Planet-side, the aliens went down super-fast.  That did leave us with time to work out some plot elements back on the ship, though.


In previous sessions, the PCs had been almost haunted by a fellow Trooper named Watkins. Watkins was an NPC goof-off in the first session, who went AWOL in the second and had tried to lead the PCs away from their platoon a la //Going After Cacciato//. It didn't really work, and the PCs ended up leaving him to his fate. There'd been sightings of him ever since. He stole an alien ship with cloaking technology, and tries contacting his old unit from time to time. When the PCs struggled against shape-shifting aliens ("Sirens" with "Induce Weakness" from "Planet Klimt"), Watkins ended up falling in with the shape-shifting survivor(s). And recently, on planet Caravaggio, he'd sent them a message indicating that these shape-shifters had replaced Major Schwimmer (their own former Company Commander, who'd given the orders this session that scattered the Company and pissed off PC Captain DeMolay). If this was true, then the real Major Schwimmer would be hidden, starving, in the air ducts or engineering bowels of their own troop ship.

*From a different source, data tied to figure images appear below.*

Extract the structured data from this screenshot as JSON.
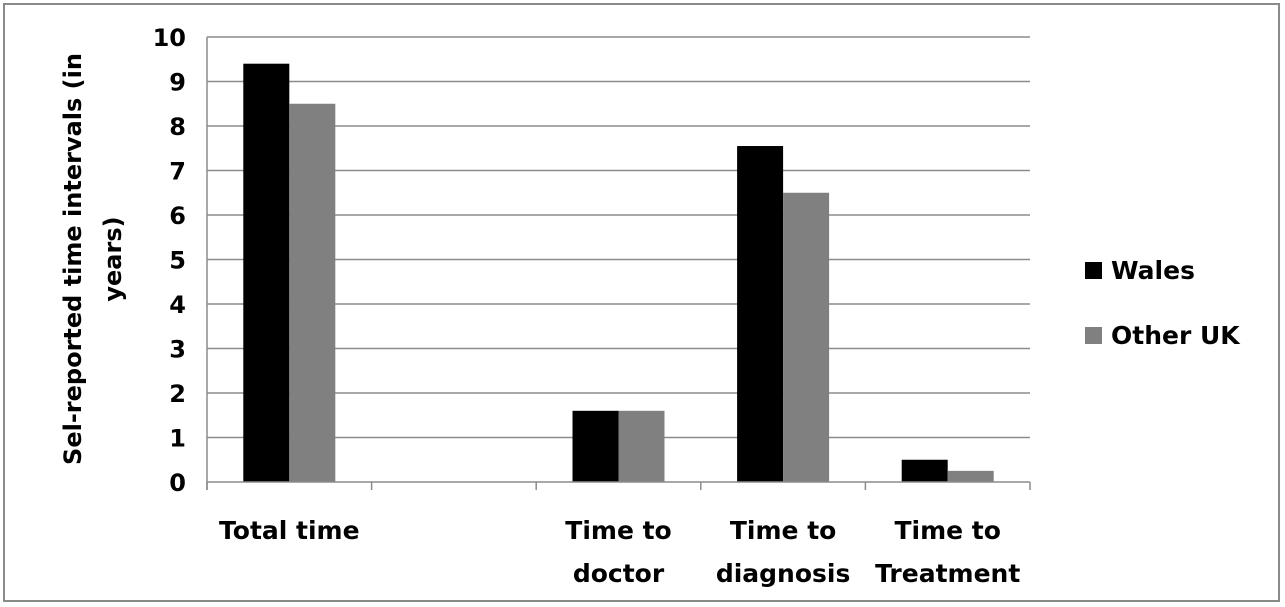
{
  "chart_data": {
    "type": "bar",
    "title": "",
    "xlabel": "",
    "ylabel_lines": [
      "Sel-reported time intervals (in",
      "years)"
    ],
    "ylim": [
      0,
      10
    ],
    "yticks": [
      0,
      1,
      2,
      3,
      4,
      5,
      6,
      7,
      8,
      9,
      10
    ],
    "grid": true,
    "legend_position": "right",
    "categories": [
      {
        "lines": [
          "Total time"
        ]
      },
      {
        "lines": [
          ""
        ]
      },
      {
        "lines": [
          "Time to",
          "doctor"
        ]
      },
      {
        "lines": [
          "Time to",
          "diagnosis"
        ]
      },
      {
        "lines": [
          "Time to",
          "Treatment"
        ]
      }
    ],
    "series": [
      {
        "name": "Wales",
        "color": "#000000",
        "values": [
          9.4,
          null,
          1.6,
          7.55,
          0.5
        ]
      },
      {
        "name": "Other UK",
        "color": "#808080",
        "values": [
          8.5,
          null,
          1.6,
          6.5,
          0.25
        ]
      }
    ]
  }
}
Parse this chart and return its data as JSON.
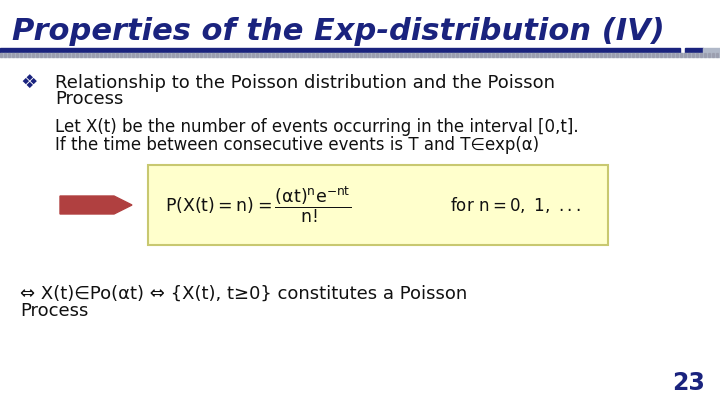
{
  "title": "Properties of the Exp-distribution (IV)",
  "title_color": "#1a237e",
  "bg_color": "#ffffff",
  "separator_dark": "#1a237e",
  "separator_light": "#b0b8c8",
  "bullet_color": "#1a237e",
  "bullet_char": "❖",
  "bullet_line1": "Relationship to the Poisson distribution and the Poisson",
  "bullet_line2": "Process",
  "body1": "Let X(t) be the number of events occurring in the interval [0,t].",
  "body2": "If the time between consecutive events is T and T∈exp(α)",
  "formula_bg": "#ffffcc",
  "formula_border": "#c8c870",
  "arrow_color": "#b04040",
  "bottom1": "⇔ X(t)∈Po(αt) ⇔ {X(t), t≥0} constitutes a Poisson",
  "bottom2": "Process",
  "page_num": "23",
  "page_color": "#1a237e",
  "text_color": "#111111",
  "indent_bullet": 20,
  "indent_text": 55,
  "indent_body": 55
}
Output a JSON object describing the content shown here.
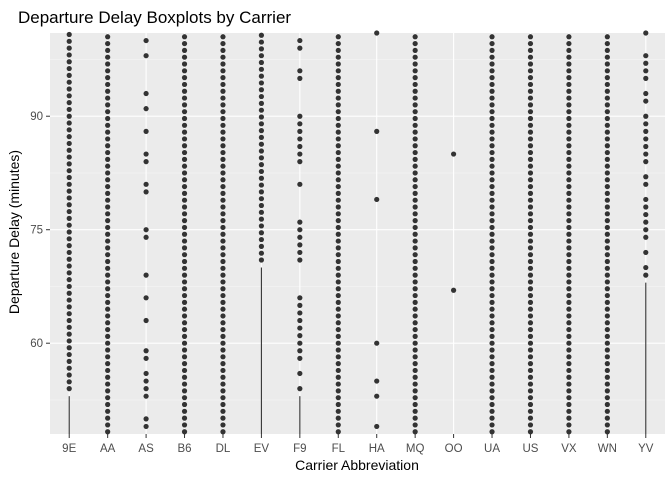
{
  "chart_data": {
    "type": "boxplot",
    "title": "Departure Delay Boxplots by Carrier",
    "xlabel": "Carrier Abbreviation",
    "ylabel": "Departure Delay (minutes)",
    "ylim": [
      48,
      101
    ],
    "yticks": [
      60,
      75,
      90
    ],
    "colors": {
      "panel": "#ebebeb",
      "grid_major": "#ffffff",
      "grid_minor": "#f5f5f5",
      "point": "#333333",
      "whisker": "#333333"
    },
    "carriers": [
      {
        "name": "9E",
        "whisker_top": 53,
        "outliers": "dense"
      },
      {
        "name": "AA",
        "whisker_top": null,
        "outliers": "dense"
      },
      {
        "name": "AS",
        "whisker_top": null,
        "outliers": [
          49,
          50,
          53,
          54,
          55,
          56,
          58,
          59,
          63,
          66,
          69,
          74,
          75,
          80,
          81,
          84,
          85,
          88,
          91,
          93,
          98,
          100
        ]
      },
      {
        "name": "B6",
        "whisker_top": null,
        "outliers": "dense"
      },
      {
        "name": "DL",
        "whisker_top": null,
        "outliers": "dense"
      },
      {
        "name": "EV",
        "whisker_top": 70,
        "outliers": "dense"
      },
      {
        "name": "F9",
        "whisker_top": 53,
        "outliers": [
          54,
          56,
          58,
          59,
          60,
          61,
          62,
          63,
          64,
          65,
          66,
          71,
          72,
          73,
          74,
          75,
          76,
          81,
          84,
          85,
          86,
          87,
          88,
          89,
          90,
          95,
          96,
          99,
          100
        ]
      },
      {
        "name": "FL",
        "whisker_top": null,
        "outliers": "dense"
      },
      {
        "name": "HA",
        "whisker_top": null,
        "outliers": [
          49,
          53,
          55,
          60,
          79,
          88,
          101,
          102
        ]
      },
      {
        "name": "MQ",
        "whisker_top": null,
        "outliers": "dense"
      },
      {
        "name": "OO",
        "whisker_top": null,
        "outliers": [
          67,
          85
        ]
      },
      {
        "name": "UA",
        "whisker_top": null,
        "outliers": "dense"
      },
      {
        "name": "US",
        "whisker_top": null,
        "outliers": "dense"
      },
      {
        "name": "VX",
        "whisker_top": null,
        "outliers": "dense"
      },
      {
        "name": "WN",
        "whisker_top": null,
        "outliers": "dense"
      },
      {
        "name": "YV",
        "whisker_top": 68,
        "outliers": [
          69,
          70,
          72,
          74,
          75,
          76,
          77,
          78,
          79,
          81,
          82,
          84,
          85,
          86,
          87,
          88,
          89,
          90,
          92,
          93,
          95,
          96,
          97,
          98,
          101,
          102
        ]
      }
    ]
  }
}
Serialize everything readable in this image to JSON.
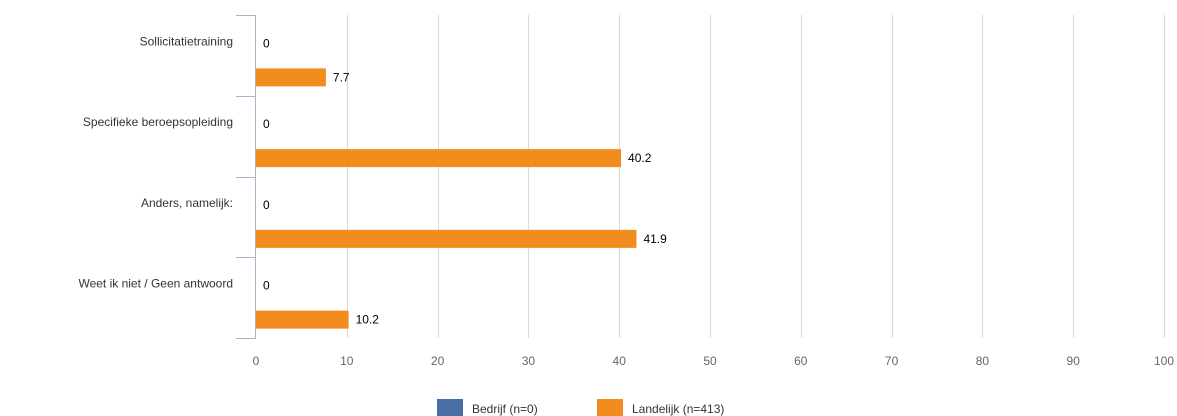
{
  "chart_data": {
    "type": "bar",
    "orientation": "horizontal",
    "title": "",
    "xlabel": "",
    "ylabel": "",
    "categories": [
      "Sollicitatietraining",
      "Specifieke beroepsopleiding",
      "Anders, namelijk:",
      "Weet ik niet / Geen antwoord"
    ],
    "series": [
      {
        "name": "Bedrijf (n=0)",
        "color": "#4a6fa5",
        "values": [
          0,
          0,
          0,
          0
        ],
        "labels": [
          "0",
          "0",
          "0",
          "0"
        ]
      },
      {
        "name": "Landelijk (n=413)",
        "color": "#f28c1e",
        "values": [
          7.7,
          40.2,
          41.9,
          10.2
        ],
        "labels": [
          "7.7",
          "40.2",
          "41.9",
          "10.2"
        ]
      }
    ],
    "xlim": [
      0,
      100
    ],
    "xticks": [
      "0",
      "10",
      "20",
      "30",
      "40",
      "50",
      "60",
      "70",
      "80",
      "90",
      "100"
    ],
    "grid": true,
    "legend_position": "bottom"
  }
}
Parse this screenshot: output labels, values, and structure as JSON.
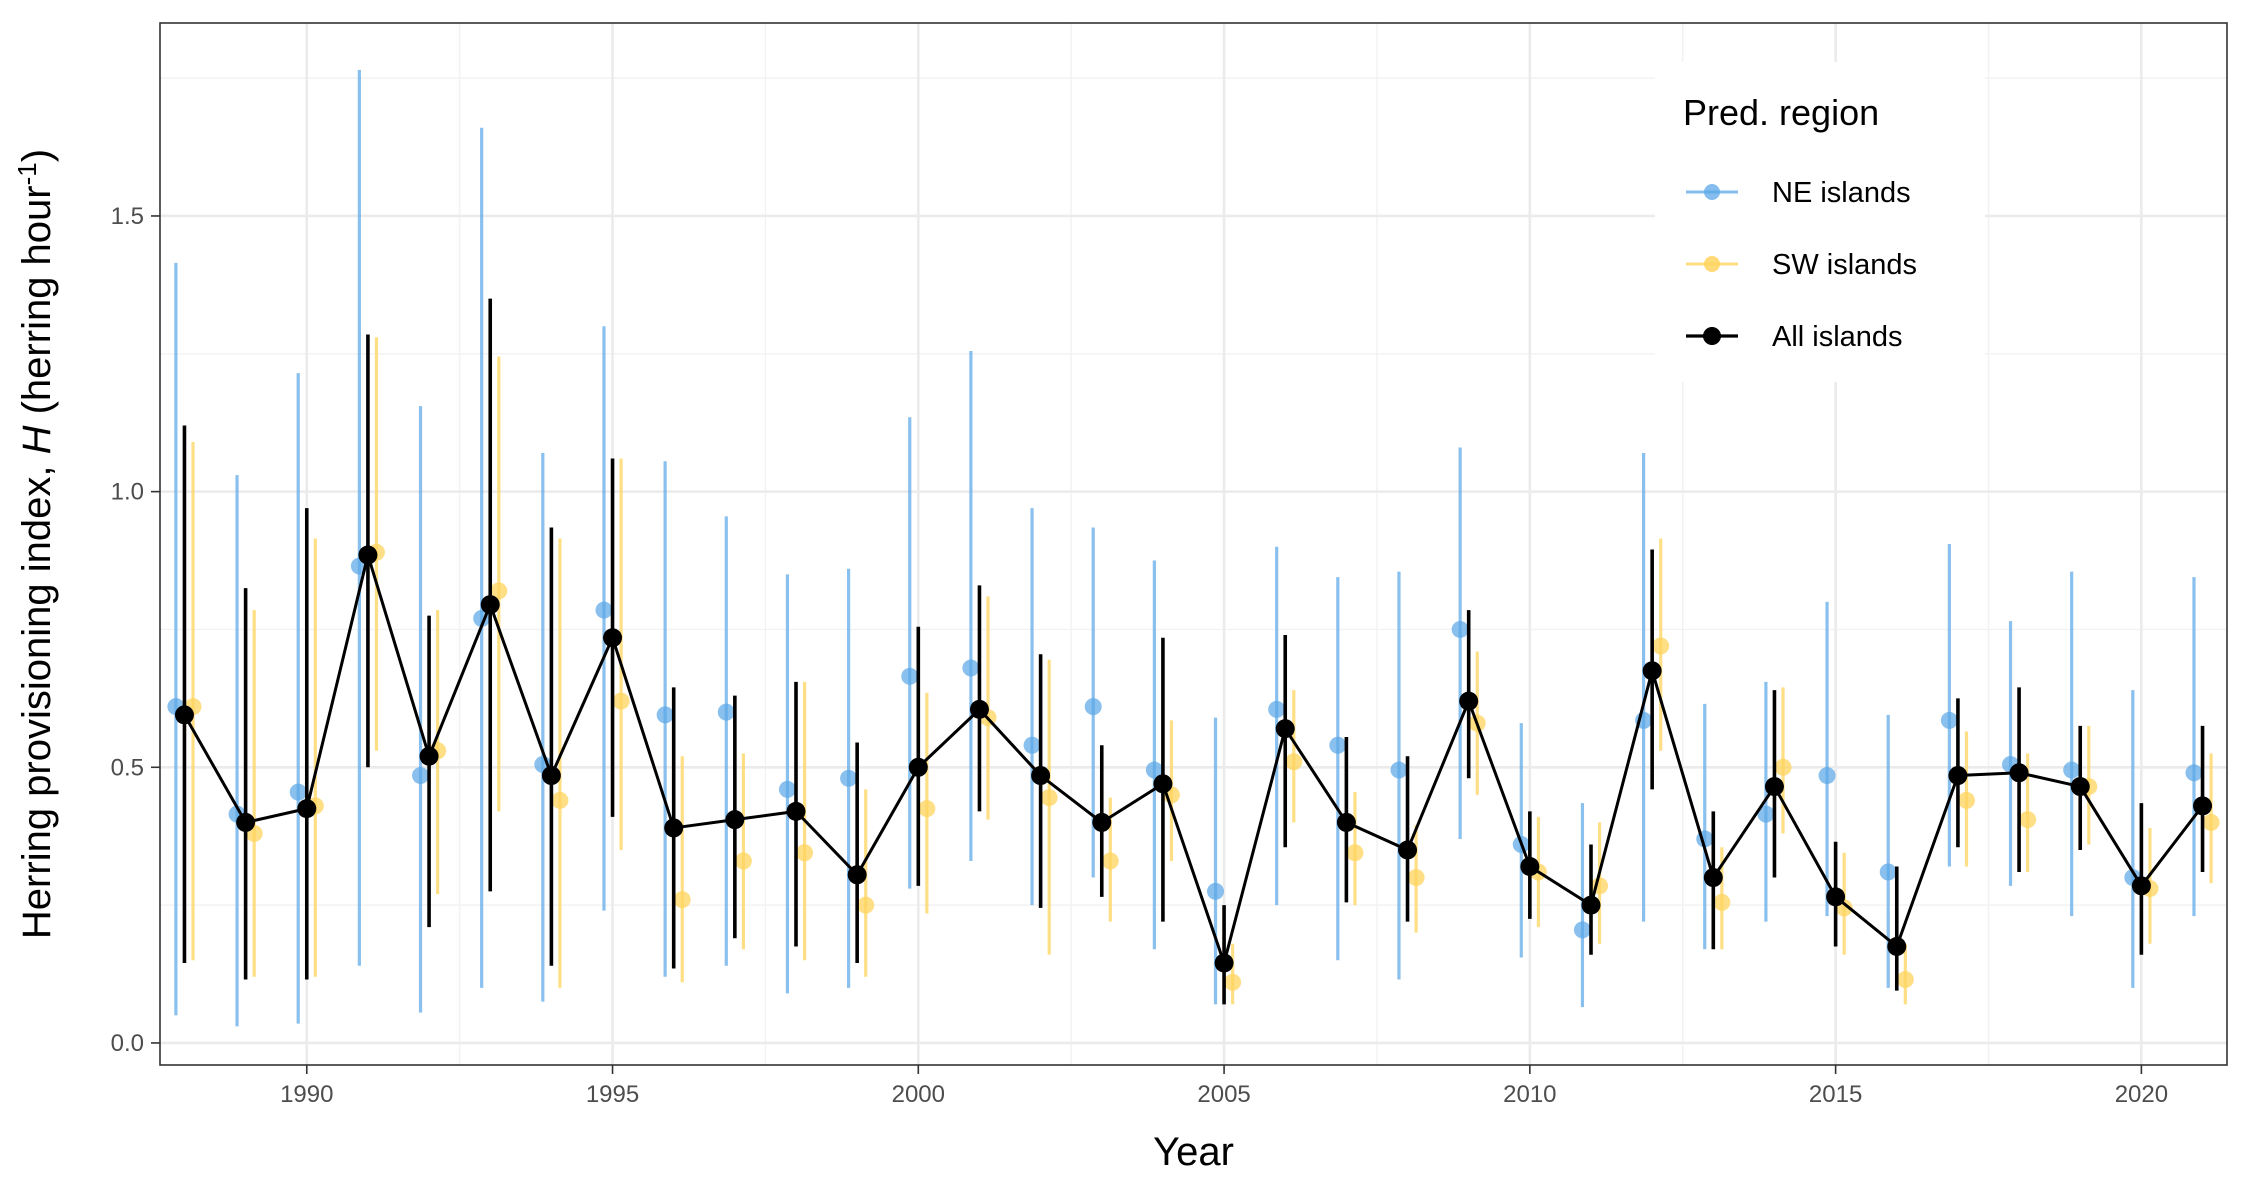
{
  "chart_data": {
    "type": "scatter",
    "xlabel": "Year",
    "ylabel": {
      "prefix": "Herring provisioning index, ",
      "italic": "H",
      "mid": " (herring hour",
      "sup": "-1",
      "suffix": ")"
    },
    "xlim": [
      1987.6,
      2021.4
    ],
    "ylim": [
      -0.04,
      1.85
    ],
    "x_ticks": [
      1990,
      1995,
      2000,
      2005,
      2010,
      2015,
      2020
    ],
    "y_ticks": [
      0.0,
      0.5,
      1.0,
      1.5
    ],
    "y_tick_labels": [
      "0.0",
      "0.5",
      "1.0",
      "1.5"
    ],
    "grid": true,
    "legend": {
      "title": "Pred. region",
      "placement": "top-right",
      "entries": [
        "NE islands",
        "SW islands",
        "All islands"
      ]
    },
    "colors": {
      "ne": "#5ba7e8",
      "sw": "#ffd45e",
      "all": "#000000"
    },
    "years": [
      1988,
      1989,
      1990,
      1991,
      1992,
      1993,
      1994,
      1995,
      1996,
      1997,
      1998,
      1999,
      2000,
      2001,
      2002,
      2003,
      2004,
      2005,
      2006,
      2007,
      2008,
      2009,
      2010,
      2011,
      2012,
      2013,
      2014,
      2015,
      2016,
      2017,
      2018,
      2019,
      2020,
      2021
    ],
    "series": [
      {
        "name": "NE islands",
        "values": [
          0.61,
          0.415,
          0.455,
          0.865,
          0.485,
          0.77,
          0.505,
          0.785,
          0.595,
          0.6,
          0.46,
          0.48,
          0.665,
          0.68,
          0.54,
          0.61,
          0.495,
          0.275,
          0.605,
          0.54,
          0.495,
          0.75,
          0.36,
          0.205,
          0.585,
          0.37,
          0.415,
          0.485,
          0.31,
          0.585,
          0.505,
          0.495,
          0.3,
          0.49
        ],
        "lower": [
          0.05,
          0.03,
          0.035,
          0.14,
          0.055,
          0.1,
          0.075,
          0.24,
          0.12,
          0.14,
          0.09,
          0.1,
          0.28,
          0.33,
          0.25,
          0.3,
          0.17,
          0.07,
          0.25,
          0.15,
          0.115,
          0.37,
          0.155,
          0.065,
          0.22,
          0.17,
          0.22,
          0.23,
          0.1,
          0.32,
          0.285,
          0.23,
          0.1,
          0.23
        ],
        "upper": [
          1.415,
          1.03,
          1.215,
          1.765,
          1.155,
          1.66,
          1.07,
          1.3,
          1.055,
          0.955,
          0.85,
          0.86,
          1.135,
          1.255,
          0.97,
          0.935,
          0.875,
          0.59,
          0.9,
          0.845,
          0.855,
          1.08,
          0.58,
          0.435,
          1.07,
          0.615,
          0.655,
          0.8,
          0.595,
          0.905,
          0.765,
          0.855,
          0.64,
          0.845
        ]
      },
      {
        "name": "SW islands",
        "values": [
          0.61,
          0.38,
          0.43,
          0.89,
          0.53,
          0.82,
          0.44,
          0.62,
          0.26,
          0.33,
          0.345,
          0.25,
          0.425,
          0.59,
          0.445,
          0.33,
          0.45,
          0.11,
          0.51,
          0.345,
          0.3,
          0.58,
          0.31,
          0.285,
          0.72,
          0.255,
          0.5,
          0.245,
          0.115,
          0.44,
          0.405,
          0.465,
          0.28,
          0.4
        ],
        "lower": [
          0.15,
          0.12,
          0.12,
          0.53,
          0.27,
          0.42,
          0.1,
          0.35,
          0.11,
          0.17,
          0.15,
          0.12,
          0.235,
          0.405,
          0.16,
          0.22,
          0.33,
          0.07,
          0.4,
          0.25,
          0.2,
          0.45,
          0.21,
          0.18,
          0.53,
          0.17,
          0.38,
          0.16,
          0.07,
          0.32,
          0.31,
          0.36,
          0.18,
          0.29
        ],
        "upper": [
          1.09,
          0.785,
          0.915,
          1.28,
          0.785,
          1.245,
          0.915,
          1.06,
          0.52,
          0.525,
          0.655,
          0.46,
          0.635,
          0.81,
          0.695,
          0.445,
          0.585,
          0.18,
          0.64,
          0.455,
          0.395,
          0.71,
          0.41,
          0.4,
          0.915,
          0.355,
          0.645,
          0.345,
          0.18,
          0.565,
          0.525,
          0.575,
          0.39,
          0.525
        ]
      },
      {
        "name": "All islands",
        "values": [
          0.595,
          0.4,
          0.425,
          0.885,
          0.52,
          0.795,
          0.485,
          0.735,
          0.39,
          0.405,
          0.42,
          0.305,
          0.5,
          0.605,
          0.485,
          0.4,
          0.47,
          0.145,
          0.57,
          0.4,
          0.35,
          0.62,
          0.32,
          0.25,
          0.675,
          0.3,
          0.465,
          0.265,
          0.175,
          0.485,
          0.49,
          0.465,
          0.285,
          0.43
        ],
        "lower": [
          0.145,
          0.115,
          0.115,
          0.5,
          0.21,
          0.275,
          0.14,
          0.41,
          0.135,
          0.19,
          0.175,
          0.145,
          0.285,
          0.42,
          0.245,
          0.265,
          0.22,
          0.07,
          0.355,
          0.255,
          0.22,
          0.48,
          0.225,
          0.16,
          0.46,
          0.17,
          0.3,
          0.175,
          0.095,
          0.355,
          0.31,
          0.35,
          0.16,
          0.31
        ],
        "upper": [
          1.12,
          0.825,
          0.97,
          1.285,
          0.775,
          1.35,
          0.935,
          1.06,
          0.645,
          0.63,
          0.655,
          0.545,
          0.755,
          0.83,
          0.705,
          0.54,
          0.735,
          0.25,
          0.74,
          0.555,
          0.52,
          0.785,
          0.42,
          0.36,
          0.895,
          0.42,
          0.64,
          0.365,
          0.32,
          0.625,
          0.645,
          0.575,
          0.435,
          0.575
        ]
      }
    ]
  }
}
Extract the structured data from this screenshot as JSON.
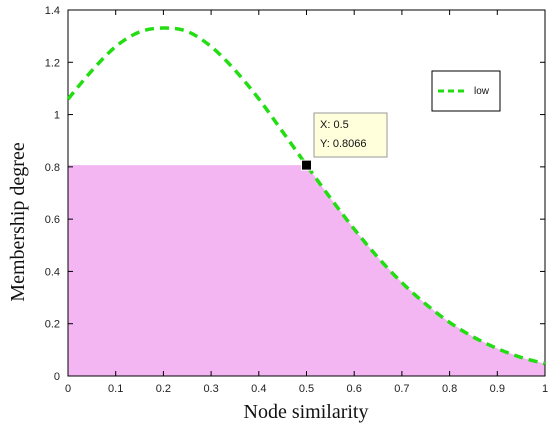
{
  "chart_data": {
    "type": "line",
    "title": "",
    "xlabel": "Node similarity",
    "ylabel": "Membership degree",
    "xlim": [
      0,
      1
    ],
    "ylim": [
      0,
      1.4
    ],
    "xticks": [
      0,
      0.1,
      0.2,
      0.3,
      0.4,
      0.5,
      0.6,
      0.7,
      0.8,
      0.9,
      1
    ],
    "xtick_labels": [
      "0",
      "0.1",
      "0.2",
      "0.3",
      "0.4",
      "0.5",
      "0.6",
      "0.7",
      "0.8",
      "0.9",
      "1"
    ],
    "yticks": [
      0,
      0.2,
      0.4,
      0.6,
      0.8,
      1,
      1.2,
      1.4
    ],
    "ytick_labels": [
      "0",
      "0.2",
      "0.4",
      "0.6",
      "0.8",
      "1",
      "1.2",
      "1.4"
    ],
    "grid": false,
    "legend_position": "top-right",
    "series": [
      {
        "name": "low",
        "color": "#22dd11",
        "style": "dashed",
        "x": [
          0,
          0.05,
          0.1,
          0.15,
          0.2,
          0.25,
          0.3,
          0.35,
          0.4,
          0.45,
          0.5,
          0.55,
          0.6,
          0.65,
          0.7,
          0.75,
          0.8,
          0.85,
          0.9,
          0.95,
          1
        ],
        "y": [
          1.059,
          1.168,
          1.26,
          1.316,
          1.331,
          1.318,
          1.26,
          1.17,
          1.06,
          0.934,
          0.8066,
          0.681,
          0.562,
          0.453,
          0.357,
          0.275,
          0.205,
          0.149,
          0.105,
          0.071,
          0.047
        ]
      }
    ],
    "shaded_region": {
      "color": "#f3b6f3",
      "x_range": [
        0,
        0.5
      ],
      "y_level": 0.8066,
      "curve_fill_from_x": 0.5
    },
    "marker": {
      "x": 0.5,
      "y": 0.8066,
      "color": "#000000"
    },
    "datatip": {
      "x_text": "X: 0.5",
      "y_text": "Y: 0.8066"
    }
  }
}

So they get back to the ship, and DeMolay orders a couple of his closest Non-Coms into the air ducts to hunt for the real Schwimmer. An amusing set of failed NFA rolls followed, and I eventually narrated that 24 hours had passed since the NCOs had been sent on their task, and they still hadn't checked back in. So MPs were sent into the ducts to find them, but they didn't immediately succeed, either. Must be a real maze in the old girl. Eventually, the PCs find Schwimmer, and the MPs find the PCs and Schwimmer. They all get back out with only a little bit of engine radiation poisoning, and only a few instances of having to defecate inside a jeffries tube. Guess you had to be there.

They've tested his DNA and are certain that this Schwimmer is the genuine article. So, I expect my next session will start a little differently than normal. It'll play out like a "Caper" film, with the PCs kidnapping and executing the shape-shifter so the real Schwimmer can take his rightful place. It'll take some stealth and cleverness to set things right without exposing the fact that they've all been playing kinda loose with that whole "no fraternizing with the enemy" rule. Should be fun.